To illustrate the principle of this test, we present here a kinetic study of the AuNP interaction with different IgG subclasses. Figure 2A is the reaction kinetics between the AuNP probe with IgG subclasses indicative of type 1 immunity, i.e., human IgG1 and IgG3, bovine IgG2, and mouse IgG2a, while Fig. 2B is the reaction kinetics between the AuNP probe and type 2 indicating subclasses, namely, bovine IgG1, human IgG4, mouse IgG1. The association of human IgG2, mouse IgG2b and mouse IgG3 in type 1 versus type 2 immunity is not as clearly understood as other IgG subclasses, but the results are presented here as well. As clearly demonstrated from the study, all type 1-related IgG subclasses, regardless if it is from human, bovine or murine sources, caused dramatic color change of the assay solution; while all IgG subclasses associated with type 2 immunity, led to almost no color change of the assay solution.
In a blood plasma or serum sample, different IgG subclasses will compete to interact with the AuNP probe, and the measured color change of the assay solution is a quantitative indication of the relative balance of type 1 and type 2 immunity. A high D2Dx™ test score is indicative of a stronger type 1 immunity and weaker type 2 immunity; while a low test score correlates to a weaker type 1 immunity and stronger type 2 immunity. It should be noted here that although the AuNP probe is designed to primarily react with the type 1 and type 2 immunity-associated IgG subclasses differently, other molecules and biochemicals, especially complement proteins are also involved in the interaction with the AuNP probe, as specifically proven in our published study33.

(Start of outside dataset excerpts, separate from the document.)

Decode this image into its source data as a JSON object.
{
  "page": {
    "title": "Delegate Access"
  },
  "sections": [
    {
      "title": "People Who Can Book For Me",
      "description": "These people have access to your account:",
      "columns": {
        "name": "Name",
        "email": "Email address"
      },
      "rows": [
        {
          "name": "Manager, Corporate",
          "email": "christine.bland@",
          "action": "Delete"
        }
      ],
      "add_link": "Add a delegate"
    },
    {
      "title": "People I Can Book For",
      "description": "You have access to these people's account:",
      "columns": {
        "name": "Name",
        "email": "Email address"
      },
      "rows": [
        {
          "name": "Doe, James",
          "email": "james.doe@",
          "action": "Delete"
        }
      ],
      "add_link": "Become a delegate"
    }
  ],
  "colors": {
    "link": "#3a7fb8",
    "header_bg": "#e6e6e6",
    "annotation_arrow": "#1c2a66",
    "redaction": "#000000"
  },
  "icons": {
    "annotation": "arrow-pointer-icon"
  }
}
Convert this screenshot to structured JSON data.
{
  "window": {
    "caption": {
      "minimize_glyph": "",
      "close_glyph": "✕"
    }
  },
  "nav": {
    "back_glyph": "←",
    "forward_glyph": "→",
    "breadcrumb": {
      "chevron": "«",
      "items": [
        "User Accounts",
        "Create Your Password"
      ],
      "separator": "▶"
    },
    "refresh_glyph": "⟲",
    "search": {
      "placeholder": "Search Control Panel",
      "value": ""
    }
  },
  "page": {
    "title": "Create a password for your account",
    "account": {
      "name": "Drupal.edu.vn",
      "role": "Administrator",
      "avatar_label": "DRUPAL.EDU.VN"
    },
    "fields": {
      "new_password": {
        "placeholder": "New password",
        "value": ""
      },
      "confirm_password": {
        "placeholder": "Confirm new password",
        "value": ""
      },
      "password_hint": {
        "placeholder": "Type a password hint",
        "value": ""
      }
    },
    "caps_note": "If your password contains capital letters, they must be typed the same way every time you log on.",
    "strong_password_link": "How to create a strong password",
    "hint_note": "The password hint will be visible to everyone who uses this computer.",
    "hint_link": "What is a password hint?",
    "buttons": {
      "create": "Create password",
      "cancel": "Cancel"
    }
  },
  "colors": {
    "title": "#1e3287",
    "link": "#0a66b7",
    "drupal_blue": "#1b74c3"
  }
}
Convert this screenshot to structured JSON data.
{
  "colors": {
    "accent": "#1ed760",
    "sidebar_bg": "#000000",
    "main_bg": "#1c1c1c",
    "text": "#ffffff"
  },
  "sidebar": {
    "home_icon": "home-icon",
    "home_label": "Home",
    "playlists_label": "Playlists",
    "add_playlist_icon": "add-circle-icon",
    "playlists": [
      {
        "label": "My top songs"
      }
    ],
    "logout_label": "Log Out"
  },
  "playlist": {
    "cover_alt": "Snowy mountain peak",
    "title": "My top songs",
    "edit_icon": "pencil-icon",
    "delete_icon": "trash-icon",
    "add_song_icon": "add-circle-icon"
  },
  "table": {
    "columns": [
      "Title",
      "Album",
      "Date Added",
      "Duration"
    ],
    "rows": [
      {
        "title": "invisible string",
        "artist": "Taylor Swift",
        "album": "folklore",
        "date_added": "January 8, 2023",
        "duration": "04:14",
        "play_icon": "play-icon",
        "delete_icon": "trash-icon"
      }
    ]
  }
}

Previously, we have used this new test primarily to study and monitor the humoral immune status and type 1/type 2 immunity balance change in laboratory animal models and agricultural farm animals33− 36. Our studies show that the test can detect active immune response in animals upon virus infections, immune function development in neonatal animals, immune status change in dairy cows associated with pregnancy and parturition. Based on these animal studies, we hypothesize that the D2Dx™ immunity test may be able to detect the immune status change in COVID-19 patients. Furthermore, if the clinical severity of the COVID-19 patients is associated with the relative balance between the type 1 versus type 2 immunity, the test may be able to detect this difference and the result may be used to predict the clinical risk of the patients.